- Constitutional Court blocked move for president to stand again
- Ambitions for Touadera third term have brought protests
- Government named court head on list of education retirees
The head of Central African Republic’s top court, which has stymied a push to enable President Faustin-Archange Touadera to keep running for office, has defied a government order to retire.
The Constitutional Court last month annulled a commission for proposed reforms that would let Touadera, 65, stand for a third presidential poll in line with a trend in some parts of Africa that opponents see as creeping autocracy.
The already twice-elected Touadera’s government earlier this month issued a decree telling 28 higher education officials born between 1946 and 1955 to retire from Dec. 31.

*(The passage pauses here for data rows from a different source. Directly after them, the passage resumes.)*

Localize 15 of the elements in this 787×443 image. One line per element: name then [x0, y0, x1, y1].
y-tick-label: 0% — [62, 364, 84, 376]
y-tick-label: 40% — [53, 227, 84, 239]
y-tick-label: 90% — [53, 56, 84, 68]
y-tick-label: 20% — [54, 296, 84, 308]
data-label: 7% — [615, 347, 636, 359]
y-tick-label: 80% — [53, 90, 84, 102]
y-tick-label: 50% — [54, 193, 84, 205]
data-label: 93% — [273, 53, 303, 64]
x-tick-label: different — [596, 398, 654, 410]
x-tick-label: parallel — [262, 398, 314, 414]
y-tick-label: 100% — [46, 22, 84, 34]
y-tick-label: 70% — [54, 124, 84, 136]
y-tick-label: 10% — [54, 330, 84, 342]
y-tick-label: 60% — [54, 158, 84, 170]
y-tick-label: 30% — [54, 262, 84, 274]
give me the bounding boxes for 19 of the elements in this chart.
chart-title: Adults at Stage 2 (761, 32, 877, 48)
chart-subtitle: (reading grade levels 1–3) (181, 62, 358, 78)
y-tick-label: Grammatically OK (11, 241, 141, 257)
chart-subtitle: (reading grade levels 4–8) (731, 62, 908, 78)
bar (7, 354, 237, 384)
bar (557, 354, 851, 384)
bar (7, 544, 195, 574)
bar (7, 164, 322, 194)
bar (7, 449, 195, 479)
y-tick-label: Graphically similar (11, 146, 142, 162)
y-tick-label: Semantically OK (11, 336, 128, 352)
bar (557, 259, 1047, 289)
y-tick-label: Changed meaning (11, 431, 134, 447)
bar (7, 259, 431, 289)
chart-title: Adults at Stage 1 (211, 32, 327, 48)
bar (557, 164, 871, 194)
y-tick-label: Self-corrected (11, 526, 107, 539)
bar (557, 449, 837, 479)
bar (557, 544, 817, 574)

On that list was Constitutional Court president Daniele Darlan, a 70-year-old lawyer, jurist and former university professor appointed president in 2017.
But in a letter to the government on Wednesday, she noted that constitutional judges serve a seven-year mandate that cannot be ended without the court’s consent.
“My mandate … is independent from the evolution of my teaching career,” she added.
The government did not immediately respond to a request for comment.
Election due in 2025
The vast but-sparsely populated nation of about 5 million people is one of the world’s poorest despite its potential wealth from diamonds, timber and gold.
It has suffered violence since 2013 when mainly Muslim Seleka rebels ousted then President Francois Bozize, prompting reprisals from mostly Christian militias, with 1 million people uprooted since.
Touadera’s allies in May suggested reforms that would alter a constitutional clause saying presidents can only run twice, arguing this was uncommon around neighbouring countries.
When a commission was set up to draft the changes, protests broke out before the Constitutional Court ruled it should be abandoned, saying its decision could not be appealed.
Several other African presidents, including those in Rwanda, Congo Republic, Ivory Coast and Guinea, have pushed through constitutional and other legal changes in recent years to allow themselves to stay in office.
The next vote in Central African Republic is due in 2025.